Di tengah meningkatnya pengawasan peraturan AS, perusahaan kripto mengincar kebijakan yang menguntungkan di Asia dan pasar yang berkembang sebagai tujuan relokasi yang menjanjikan.
Seperti halnya industri apa pun, bisnis kripto cenderung berbondong-bondong ke lingkungan dengan sumber daya terbaik, ruang lingkup pertumbuhan terbesar, pasar konsumen yang berkembang, dan lanskap peraturan yang menguntungkan. Namun, dengan tindakan regulator AS baru-baru ini, terus memperluas operasi di negara tersebut dengan risiko terkena tindakan penegakan hukum bukanlah prospek yang menarik. Banyak perusahaan lebih memilih untuk pindah ke luar negeri daripada bertahan dan mencari tahu.
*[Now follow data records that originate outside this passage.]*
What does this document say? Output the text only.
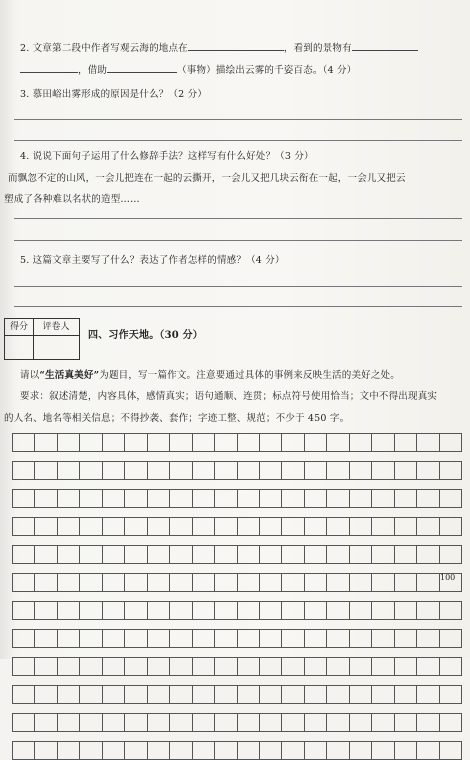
2. 文章第二段中作者写观云海的地点在	，看到的景物有
，借助	（事物）描绘出云雾的千姿百态。（4 分）
3. 慕田峪出雾形成的原因是什么？（2 分）
4. 说说下面句子运用了什么修辞手法？这样写有什么好处？（3 分）
而飘忽不定的山风，一会儿把连在一起的云撕开，一会儿又把几块云衔在一起，一会儿又把云
塑成了各种难以名状的造型……
5. 这篇文章主要写了什么？表达了作者怎样的情感？（4 分）
得分	评卷人
四、习作天地。（30 分）
请以“生活真美好”为题目，写一篇作文。注意要通过具体的事例来反映生活的美好之处。
要求：叙述清楚，内容具体，感情真实；语句通顺、连贯；标点符号使用恰当；文中不得出现真实
的人名、地名等相关信息；不得抄袭、套作；字迹工整、规范；不少于 450 字。
100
Namun ke mana mereka akan pindah jika memang benar mereka pindah? Tanda-tandanya tampaknya mengarah ke Asia, sebuah wilayah dengan beragam negara yang ditandai dengan peningkatan pendapatan dan investasi ventura bernilai tinggi, yang menjadikannya sebagai pusat bisnis kripto. Kami mengeksplorasi bagaimana demografi Asia dan tingkat adopsi kripto menjadikannya tujuan yang menarik bagi perusahaan web3. Apakah kebijakan peraturan yang ada di beberapa negara tersebut benar-benar ramah seperti yang diberitakan dalam laporan? Dan yang terakhir, seberapa seriuskah perusahaan-perusahaan yang berbasis di Barat untuk pindah ke Timur?
Investasi blockchain dan kripto di Asia
Mungkin tidak ada yang lebih mengungkapkan fakta ini selain investor yang menaruh uangnya di mulut mereka. Penelitian dari Blockdata menunjukkan bahwa, meskipun terjadi penurunan jumlah keseluruhan investasi yang berfokus pada blockchain dan kripto di Asia, beberapa perusahaan mengumpulkan lebih dari $100 juta dari pemodal ventura terkemuka.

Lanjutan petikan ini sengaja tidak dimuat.